On February 10th, 1994, The Greater New Haven Chamber of Commerce will open an exhibition of the innovations that mark The Chamber’s 200 year history. The Cotton Gin was among this nations first patents. New Patents are still filed each week. Patent connect invention to development and manufacturing. 200 Years of Innovation will explore the story of invention through patented and unpatented discoveries that surround New Haven‘s commerce and history. Cotton gin, mortise lock, truss bridge, cork screw, stone crusher, carriage spring, telegraph, processed rubber, match book, lever action rifle, bicycle crank, toy motor, lollipop, Silly Putty, metronome, artificial heart... to mention but a few.

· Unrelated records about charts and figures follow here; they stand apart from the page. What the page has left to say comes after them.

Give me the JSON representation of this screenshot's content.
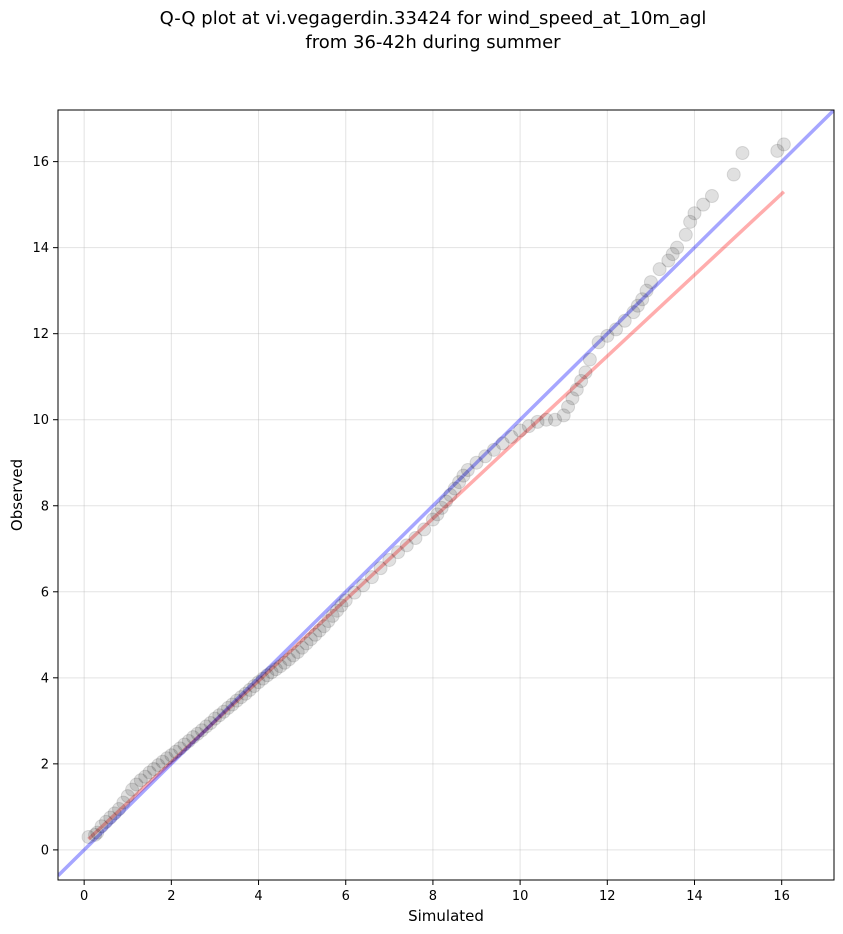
{
  "chart_data": {
    "type": "scatter",
    "title_lines": [
      "Q-Q plot at vi.vegagerdin.33424 for wind_speed_at_10m_agl",
      "from 36-42h during summer"
    ],
    "xlabel": "Simulated",
    "ylabel": "Observed",
    "xlim": [
      -0.6,
      17.2
    ],
    "ylim": [
      -0.7,
      17.2
    ],
    "xticks": [
      0,
      2,
      4,
      6,
      8,
      10,
      12,
      14,
      16
    ],
    "yticks": [
      0,
      2,
      4,
      6,
      8,
      10,
      12,
      14,
      16
    ],
    "grid": true,
    "points_color": "#000000",
    "reference_line": {
      "name": "1:1",
      "color": "#0000ff",
      "x": [
        -0.6,
        17.2
      ],
      "y": [
        -0.6,
        17.2
      ]
    },
    "fit_line": {
      "name": "fit",
      "color": "#ff0000",
      "x": [
        0.1,
        16.05
      ],
      "y": [
        0.25,
        15.3
      ]
    },
    "series": [
      {
        "x": [
          0.1,
          0.25,
          0.3,
          0.4,
          0.5,
          0.6,
          0.7,
          0.8,
          0.9,
          1.0,
          1.1,
          1.2,
          1.3,
          1.4,
          1.5,
          1.6,
          1.7,
          1.8,
          1.9,
          2.0,
          2.1,
          2.2,
          2.3,
          2.4,
          2.5,
          2.6,
          2.7,
          2.8,
          2.9,
          3.0,
          3.1,
          3.2,
          3.3,
          3.4,
          3.5,
          3.6,
          3.7,
          3.8,
          3.9,
          4.0,
          4.1,
          4.2,
          4.3,
          4.4,
          4.5,
          4.6,
          4.7,
          4.8,
          4.9,
          5.0,
          5.1,
          5.2,
          5.3,
          5.4,
          5.5,
          5.6,
          5.7,
          5.8,
          5.9,
          6.0,
          6.2,
          6.4,
          6.6,
          6.8,
          7.0,
          7.2,
          7.4,
          7.6,
          7.8,
          8.0,
          8.1,
          8.2,
          8.3,
          8.4,
          8.5,
          8.6,
          8.7,
          8.8,
          9.0,
          9.2,
          9.4,
          9.6,
          9.8,
          10.0,
          10.2,
          10.4,
          10.6,
          10.8,
          11.0,
          11.1,
          11.2,
          11.3,
          11.4,
          11.5,
          11.6,
          11.8,
          12.0,
          12.2,
          12.4,
          12.6,
          12.7,
          12.8,
          12.9,
          13.0,
          13.2,
          13.4,
          13.5,
          13.6,
          13.8,
          13.9,
          14.0,
          14.2,
          14.4,
          14.9,
          15.1,
          15.9,
          16.05
        ],
        "y": [
          0.3,
          0.35,
          0.4,
          0.55,
          0.65,
          0.75,
          0.85,
          0.95,
          1.1,
          1.25,
          1.4,
          1.52,
          1.62,
          1.7,
          1.8,
          1.88,
          1.97,
          2.05,
          2.13,
          2.2,
          2.28,
          2.36,
          2.45,
          2.53,
          2.62,
          2.7,
          2.78,
          2.87,
          2.95,
          3.05,
          3.13,
          3.21,
          3.3,
          3.38,
          3.47,
          3.55,
          3.63,
          3.72,
          3.81,
          3.9,
          3.98,
          4.06,
          4.13,
          4.2,
          4.27,
          4.35,
          4.43,
          4.52,
          4.6,
          4.7,
          4.8,
          4.9,
          5.0,
          5.1,
          5.2,
          5.32,
          5.44,
          5.56,
          5.68,
          5.8,
          5.98,
          6.15,
          6.34,
          6.55,
          6.74,
          6.92,
          7.08,
          7.25,
          7.45,
          7.68,
          7.8,
          7.95,
          8.1,
          8.25,
          8.4,
          8.55,
          8.7,
          8.83,
          9.0,
          9.15,
          9.3,
          9.45,
          9.6,
          9.75,
          9.85,
          9.95,
          10.0,
          10.0,
          10.1,
          10.3,
          10.5,
          10.7,
          10.9,
          11.1,
          11.4,
          11.8,
          11.95,
          12.1,
          12.3,
          12.5,
          12.65,
          12.8,
          13.0,
          13.2,
          13.5,
          13.7,
          13.85,
          14.0,
          14.3,
          14.6,
          14.8,
          15.0,
          15.2,
          15.7,
          16.2,
          16.25,
          16.4
        ]
      }
    ]
  }
}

200 Years of Innovation will feature models that work, models that make the inventor’s process come alive. One corner of the exhibition will encourage the next generation of inventors to record their ideas.

The Chamber invites its members and interested friends to help tell its story. Do you know of inventions or innovations with origins connected to New Haven? How can we display these ideas at work? We welcome the wild along with the wise: the dripless hotdog bun along with the cellar hatch cover. We welcome the simple along with the scholarly, the little along with the large. Please ask your colleagues or check your basement and call Judy Pitcher at The Chamber, 787.6735.

The Eli Whitney Museum was established in 1979 on the site of Whitney’s 1798 armory. Whitney is remembered not for the erudition of his Yale education, but for the practical discoveries of his work shop. The Museum’s exhibition and education programs explore the self-guided independent practical inventiveness called Yankee Ingenuity.